Le projet de TGV Québec-Toronto accuse tout un lot de contestations, particulièrement de la part des agriculteurs qui y perçoivent un danger imminent pour la survie de leurs cultures. Sur le plan politique, le Bloc québécois et le Parti québécois le dénoncent vivement, alléguant pour l’un que ce projet à été bâclé, et pour l’autre que les milliards $ que le gouvernement fédéral s’apprête à investir dans ce projet devraient plutôt être injectés dans les infrastructures désuètes de certains hôpitaux et d’écoles et dans la réparation du réseau routier. De surcroît, s’ajoute à ce scénario le contournement de la participation du BAPE décrié par les agriculteurs qui répliquent vivement aux séances de « consultation » d’Alto, le promoteur du projet, qui ont tourné davantage en séances d’information. En bref, nous assistons à une véritable querelle des Anciens et des Modernes dans laquelle s’affrontent les traditionnels agriculteurs à la modernité de la technologie.
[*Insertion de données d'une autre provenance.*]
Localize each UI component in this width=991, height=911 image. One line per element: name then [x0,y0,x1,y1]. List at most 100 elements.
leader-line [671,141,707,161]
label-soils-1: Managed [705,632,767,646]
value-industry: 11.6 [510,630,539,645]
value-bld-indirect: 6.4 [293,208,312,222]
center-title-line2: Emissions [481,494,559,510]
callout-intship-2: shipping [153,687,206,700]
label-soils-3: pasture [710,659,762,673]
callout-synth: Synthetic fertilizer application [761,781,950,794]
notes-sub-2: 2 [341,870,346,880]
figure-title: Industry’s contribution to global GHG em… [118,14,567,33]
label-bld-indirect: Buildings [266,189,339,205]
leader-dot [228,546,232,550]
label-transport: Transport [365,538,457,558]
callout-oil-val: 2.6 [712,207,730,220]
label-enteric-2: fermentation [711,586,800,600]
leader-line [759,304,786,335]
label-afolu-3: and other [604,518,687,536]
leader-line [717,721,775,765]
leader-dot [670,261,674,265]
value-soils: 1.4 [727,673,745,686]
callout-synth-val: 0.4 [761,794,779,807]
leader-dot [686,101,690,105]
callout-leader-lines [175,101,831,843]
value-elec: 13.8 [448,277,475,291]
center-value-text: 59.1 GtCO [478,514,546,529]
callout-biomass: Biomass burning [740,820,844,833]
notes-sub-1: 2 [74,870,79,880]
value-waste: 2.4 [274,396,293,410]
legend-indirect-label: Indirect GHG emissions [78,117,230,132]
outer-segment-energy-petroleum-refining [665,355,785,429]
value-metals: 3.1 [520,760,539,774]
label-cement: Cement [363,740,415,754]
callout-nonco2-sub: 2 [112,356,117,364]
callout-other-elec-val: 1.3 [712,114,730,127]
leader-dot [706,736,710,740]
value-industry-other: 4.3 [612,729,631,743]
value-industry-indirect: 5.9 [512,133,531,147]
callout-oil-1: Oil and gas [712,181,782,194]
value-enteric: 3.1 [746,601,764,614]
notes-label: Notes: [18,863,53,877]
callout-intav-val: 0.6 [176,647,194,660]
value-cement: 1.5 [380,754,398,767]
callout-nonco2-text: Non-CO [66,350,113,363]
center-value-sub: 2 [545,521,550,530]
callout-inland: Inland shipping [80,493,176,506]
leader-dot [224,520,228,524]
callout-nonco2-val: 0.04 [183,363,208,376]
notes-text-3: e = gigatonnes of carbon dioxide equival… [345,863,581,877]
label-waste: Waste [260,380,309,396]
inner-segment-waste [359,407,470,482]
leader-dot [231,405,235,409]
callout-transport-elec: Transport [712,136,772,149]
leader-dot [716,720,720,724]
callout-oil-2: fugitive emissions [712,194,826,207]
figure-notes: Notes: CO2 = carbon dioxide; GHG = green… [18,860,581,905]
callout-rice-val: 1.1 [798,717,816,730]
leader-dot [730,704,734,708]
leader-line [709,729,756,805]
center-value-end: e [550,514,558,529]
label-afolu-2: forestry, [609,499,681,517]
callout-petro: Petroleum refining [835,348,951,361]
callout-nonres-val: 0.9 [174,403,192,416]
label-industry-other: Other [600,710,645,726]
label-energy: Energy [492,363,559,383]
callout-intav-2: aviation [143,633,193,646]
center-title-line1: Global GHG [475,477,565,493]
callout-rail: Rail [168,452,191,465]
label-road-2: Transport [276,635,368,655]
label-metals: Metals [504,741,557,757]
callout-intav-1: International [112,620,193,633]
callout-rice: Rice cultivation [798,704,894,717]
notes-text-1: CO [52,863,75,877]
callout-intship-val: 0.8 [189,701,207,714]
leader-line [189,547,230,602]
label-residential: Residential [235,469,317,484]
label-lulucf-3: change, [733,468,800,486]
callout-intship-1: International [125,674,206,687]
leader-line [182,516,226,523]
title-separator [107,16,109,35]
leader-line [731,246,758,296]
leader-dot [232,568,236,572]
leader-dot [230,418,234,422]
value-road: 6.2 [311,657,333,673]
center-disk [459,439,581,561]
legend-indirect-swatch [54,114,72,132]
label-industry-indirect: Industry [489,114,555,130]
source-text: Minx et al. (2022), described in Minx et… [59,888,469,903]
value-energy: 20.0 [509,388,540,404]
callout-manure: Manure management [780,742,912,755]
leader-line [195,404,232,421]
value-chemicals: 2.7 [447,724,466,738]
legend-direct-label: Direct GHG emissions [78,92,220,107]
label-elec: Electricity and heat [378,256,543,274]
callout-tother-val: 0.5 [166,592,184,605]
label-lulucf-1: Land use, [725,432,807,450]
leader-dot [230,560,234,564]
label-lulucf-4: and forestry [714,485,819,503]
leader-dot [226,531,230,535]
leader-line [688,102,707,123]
Si un terrain d’entente devait naître entre les deux parties, il devra nécessairement protéger les terres agricoles, sources essentielles alimentaires auprès de la population depuis des siècles à défaut de quoi les citoyens de Mirabel risquent de revivre le traumatisme de leur expropriation cavalière par le gouvernement de Pierre Elliot Trudeau en 1969 au profit d’un aéroport qui a été déplacé à Dorval 20 ans plus tard. Comme le dit le proverbe bien connu, chat échaudé craint l’eau froide.